Subscribe to the Non-Human & AI Identity Journal

Dependency Redirection

The act of steering a package install or build process away from the intended trusted source to an attacker-controlled one. It is dangerous because the resulting code may still function normally, letting malicious content enter the environment without immediate detection.

Expanded Definition

Dependency redirection describes a supply chain attack pattern in which an installer, package manager, build pipeline, or other automated retrieval process is induced to fetch code from a source that was not intended by the organisation. The redirected dependency can preserve the expected package name, interface, or version shape, which is why the compromise is often subtle at first. In practice, the risk is not limited to public open-source ecosystems. It also affects internal registries, mirrored artifact repositories, CI/CD jobs, and build scripts that trust upstream resolution rules too broadly.

This term is closely related to dependency confusion and typosquatting, but it is not identical to either. Dependency confusion typically involves selecting a more permissive external package when an internal one is expected, while dependency redirection is broader and covers any steering of retrieval away from the trusted source. Definitions vary across vendors and incident reports, so NHI Management Group treats the term as a class of source-substitution failures rather than a single exploit path. For governance context, the NIST Cybersecurity Framework 2.0 is useful because it frames the need to manage software supply chain risk, even though it does not name this attack pattern directly. The most common misapplication is assuming package integrity checks are sufficient, which occurs when teams verify hashes after the wrong source has already been trusted.

Examples and Use Cases

Implementing controls against dependency redirection rigorously often introduces build friction, requiring organisations to weigh automation speed against stronger source validation and approval gates.

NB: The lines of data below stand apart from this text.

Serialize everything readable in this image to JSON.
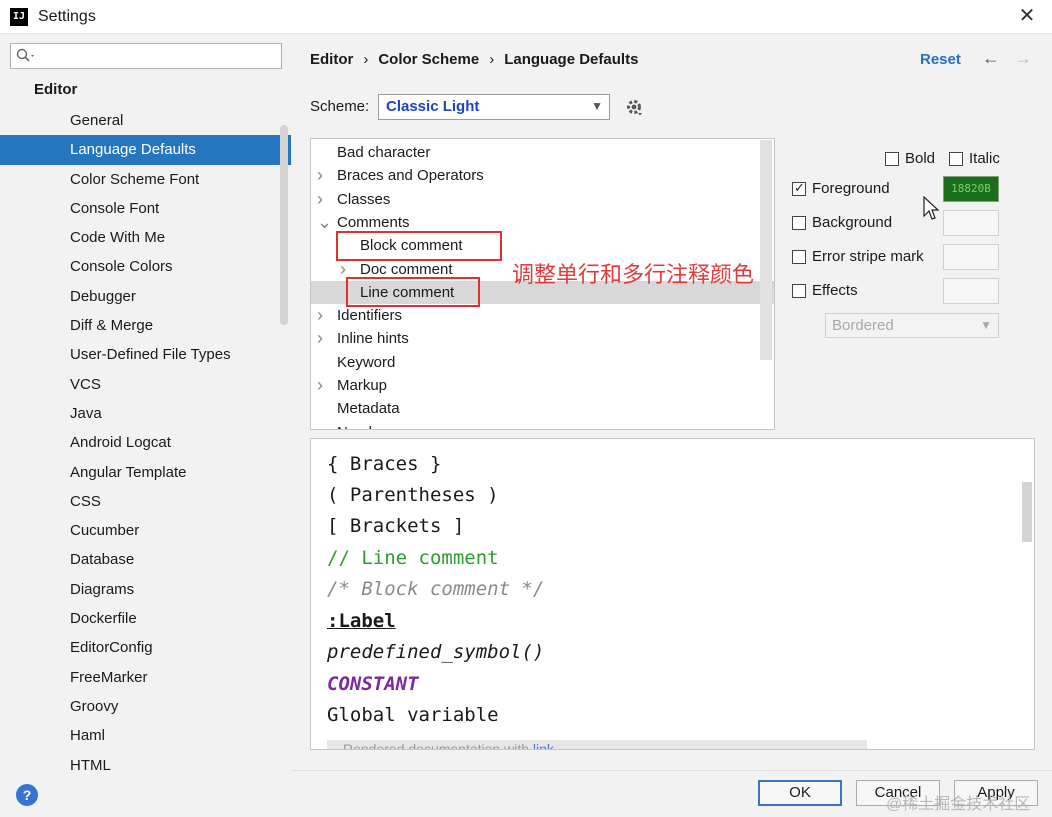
{
  "window": {
    "title": "Settings",
    "app_icon_text": "IJ"
  },
  "search": {
    "placeholder": ""
  },
  "sidebar": {
    "root": "Editor",
    "items": [
      "General",
      "Language Defaults",
      "Color Scheme Font",
      "Console Font",
      "Code With Me",
      "Console Colors",
      "Debugger",
      "Diff & Merge",
      "User-Defined File Types",
      "VCS",
      "Java",
      "Android Logcat",
      "Angular Template",
      "CSS",
      "Cucumber",
      "Database",
      "Diagrams",
      "Dockerfile",
      "EditorConfig",
      "FreeMarker",
      "Groovy",
      "Haml",
      "HTML"
    ],
    "selected_index": 1
  },
  "breadcrumb": {
    "items": [
      "Editor",
      "Color Scheme",
      "Language Defaults"
    ],
    "separator": "›"
  },
  "header": {
    "reset_label": "Reset",
    "back_arrow": "←",
    "forward_arrow": "→"
  },
  "scheme": {
    "label": "Scheme:",
    "value": "Classic Light"
  },
  "element_tree": {
    "rows": [
      {
        "label": "Bad character",
        "arrow": ""
      },
      {
        "label": "Braces and Operators",
        "arrow": ">"
      },
      {
        "label": "Classes",
        "arrow": ">"
      },
      {
        "label": "Comments",
        "arrow": "v"
      },
      {
        "label": "Block comment",
        "arrow": ""
      },
      {
        "label": "Doc comment",
        "arrow": ">"
      },
      {
        "label": "Line comment",
        "arrow": ""
      },
      {
        "label": "Identifiers",
        "arrow": ">"
      },
      {
        "label": "Inline hints",
        "arrow": ">"
      },
      {
        "label": "Keyword",
        "arrow": ""
      },
      {
        "label": "Markup",
        "arrow": ">"
      },
      {
        "label": "Metadata",
        "arrow": ""
      },
      {
        "label": "Numbers",
        "arrow": ""
      }
    ],
    "selected_index": 6
  },
  "annotation": {
    "text": "调整单行和多行注释颜色",
    "color": "#e23a3a"
  },
  "options": {
    "bold": {
      "label": "Bold",
      "checked": false
    },
    "italic": {
      "label": "Italic",
      "checked": false
    },
    "foreground": {
      "label": "Foreground",
      "checked": true,
      "value": "18820B"
    },
    "background": {
      "label": "Background",
      "checked": false
    },
    "error_stripe": {
      "label": "Error stripe mark",
      "checked": false
    },
    "effects": {
      "label": "Effects",
      "checked": false,
      "style": "Bordered"
    }
  },
  "preview": {
    "lines": {
      "braces": "{ Braces }",
      "parens": "( Parentheses )",
      "brackets": "[ Brackets ]",
      "line_comment": "// Line comment",
      "block_comment": "/* Block comment */",
      "label": ":Label",
      "predefined": "predefined_symbol()",
      "constant": "CONSTANT",
      "global": "Global variable"
    },
    "doc_text": "Rendered documentation with",
    "doc_link": "link",
    "colors": {
      "line_comment": "#2e9c2e",
      "block_comment": "#8a8a8a",
      "constant": "#7c2a9c"
    }
  },
  "footer": {
    "ok": "OK",
    "cancel": "Cancel",
    "apply": "Apply",
    "help": "?"
  },
  "watermark": "@稀土掘金技术社区",
  "colors": {
    "selection": "#2675bf",
    "link": "#2470c7",
    "scheme_value": "#1e44c4",
    "foreground_swatch": "#1a6e1e"
  }
}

  • A CI pipeline resolves a library name through a public package registry because the internal mirror is unavailable, allowing an attacker-published package to be pulled in under the expected name.
  • A build script uses a permissive download URL pattern and follows redirects without validating the final host, so a dependency is fetched from an untrusted domain.
  • An internal artifact repository is misconfigured to proxy multiple upstream sources, and a malicious package is accepted because source precedence is not strictly enforced.
  • A developer workstation installs a dependency from a compromised DNS or repository path, and the package behaves normally enough to bypass casual review.
  • Security teams map the risk to software supply chain controls and package governance guidance in NIST SP 800-218, especially where build provenance and component trust need explicit enforcement.

Why It Matters for Security Teams

Dependency redirection matters because it breaks the assumption that the software you requested is the software you received. That failure can introduce backdoors, credential theft code, or subtle tampering into applications, infrastructure-as-code, and deployment tooling before any runtime alert is triggered. The security impact is often amplified in environments that treat build systems as trusted and give them broad access to secrets, signing keys, and deployment permissions. Where NHI is involved, the consequence can extend to stolen API keys, service account tokens, and automation credentials that are embedded in pipelines or fetched during builds.

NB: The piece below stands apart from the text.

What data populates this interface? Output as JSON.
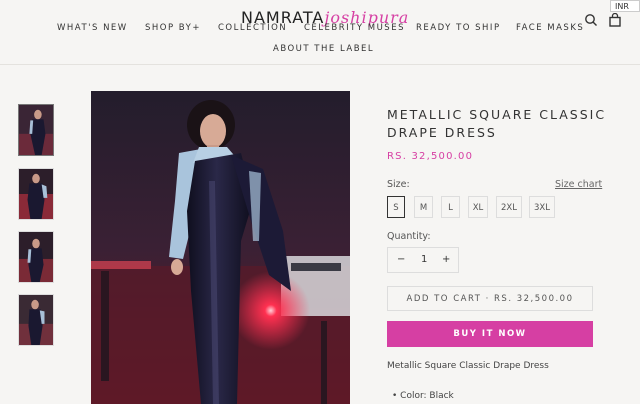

Security teams need to control source precedence, pin package origins, verify repository trust, and constrain build identities so they cannot freely reach arbitrary networks or registries. Guidance from CISA secure software development resources and software supply chain practices should be applied alongside internal allowlists, signed artifacts, and change monitoring. The issue becomes even more important when agents or automation are permitted to create, update, or deploy code on their own, because a redirected dependency can give that software an attacker-controlled instruction set. Organisations typically encounter the operational impact only after a build produces an unexpected artifact or a production secret is exposed, at which point dependency redirection becomes impossible to ignore.

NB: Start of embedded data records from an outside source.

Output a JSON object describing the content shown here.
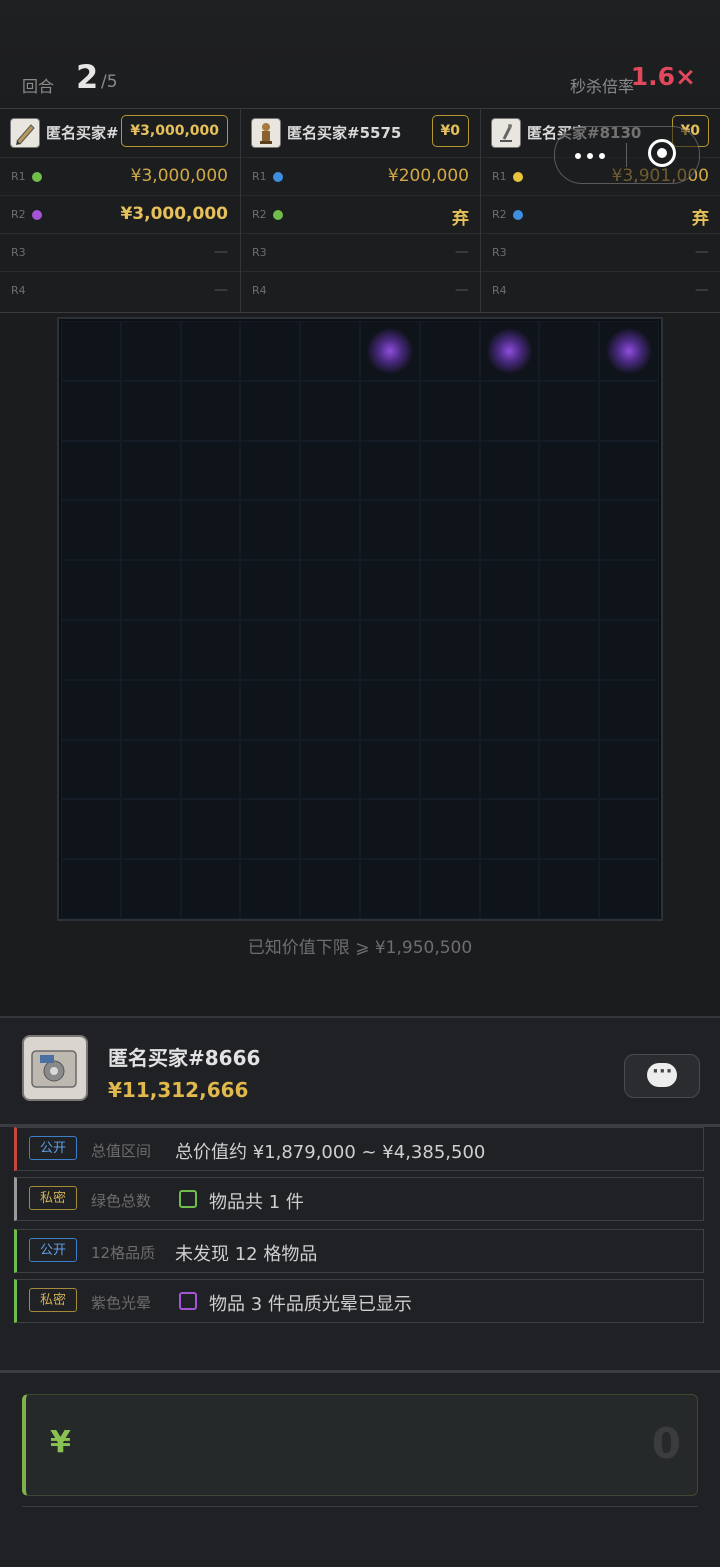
{
  "header": {
    "round_label": "回合",
    "round_current": "2",
    "round_total": "/5",
    "multiplier_label": "秒杀倍率",
    "multiplier_value": "1.6×"
  },
  "players": [
    {
      "name": "匿名买家#",
      "budget": "¥3,000,000",
      "icon": "pencil-icon",
      "rows": [
        {
          "label": "R1",
          "dot": "#6fbd4a",
          "value": "¥3,000,000",
          "bold": false
        },
        {
          "label": "R2",
          "dot": "#a355d6",
          "value": "¥3,000,000",
          "bold": true
        },
        {
          "label": "R3",
          "dot": "",
          "value": "—"
        },
        {
          "label": "R4",
          "dot": "",
          "value": "—"
        }
      ]
    },
    {
      "name": "匿名买家#5575",
      "budget": "¥0",
      "icon": "figurine-icon",
      "rows": [
        {
          "label": "R1",
          "dot": "#3f8fe0",
          "value": "¥200,000",
          "bold": false
        },
        {
          "label": "R2",
          "dot": "#6fbd4a",
          "value": "弃",
          "bold": true
        },
        {
          "label": "R3",
          "dot": "",
          "value": "—"
        },
        {
          "label": "R4",
          "dot": "",
          "value": "—"
        }
      ]
    },
    {
      "name": "匿名买家#8130",
      "budget": "¥0",
      "icon": "microscope-icon",
      "rows": [
        {
          "label": "R1",
          "dot": "#e8c53a",
          "value": "¥3,901,000",
          "bold": false
        },
        {
          "label": "R2",
          "dot": "#3f8fe0",
          "value": "弃",
          "bold": true
        },
        {
          "label": "R3",
          "dot": "",
          "value": "—"
        },
        {
          "label": "R4",
          "dot": "",
          "value": "—"
        }
      ]
    }
  ],
  "board": {
    "rows": 10,
    "cols": 10,
    "purple_glow_cells": [
      [
        0,
        5
      ],
      [
        0,
        7
      ],
      [
        0,
        9
      ]
    ]
  },
  "known_floor": "已知价值下限 ⩾ ¥1,950,500",
  "me": {
    "name": "匿名买家#8666",
    "money": "¥11,312,666"
  },
  "hints": [
    {
      "tag": "公开",
      "type": "public",
      "label": "总值区间",
      "text": "总价值约 ¥1,879,000 ~ ¥4,385,500",
      "bar": "#c9463a",
      "check": ""
    },
    {
      "tag": "私密",
      "type": "private",
      "label": "绿色总数",
      "text": "物品共 1 件",
      "bar": "#9a9a9a",
      "check": "#6fbd4a"
    },
    {
      "tag": "公开",
      "type": "public",
      "label": "12格品质",
      "text": "未发现 12 格物品",
      "bar": "#6fbd4a",
      "check": ""
    },
    {
      "tag": "私密",
      "type": "private",
      "label": "紫色光晕",
      "text": "物品 3 件品质光晕已显示",
      "bar": "#6fbd4a",
      "check": "#a355d6"
    }
  ],
  "bid": {
    "currency": "¥",
    "amount": "0"
  }
}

Standards & Framework Alignment

This section maps relevant standards and security frameworks to the operational risks and controls described in this guidance.

OWASP Non-Human Identity Top 10 address the attack and risk surface, while NIST CSF 2.0, NIST AI RMF, NIST Zero Trust (SP 800-207) and NIST SP 800-63 set the governance and control requirements practitioners need to meet.

Framework Control / Reference Relevance
NIST CSF 2.0 PR.DS-6 Addresses integrity of software and data through supply chain protections.
NIST AI RMF AI RMF applies where agents or GenAI pipelines pull code or tools from untrusted sources.
NIST Zero Trust (SP 800-207) SC-7 Zero trust limits implicit network trust that can enable redirected package retrieval.
OWASP Non-Human Identity Top 10 NHI guidance is relevant when redirected builds can steal service tokens or API keys.
NIST SP 800-63 AAL2 Identity assurance matters when automation identities authenticate to package registries.

Govern autonomous retrieval paths and block uncontrolled dependency selection in AI-enabled workflows.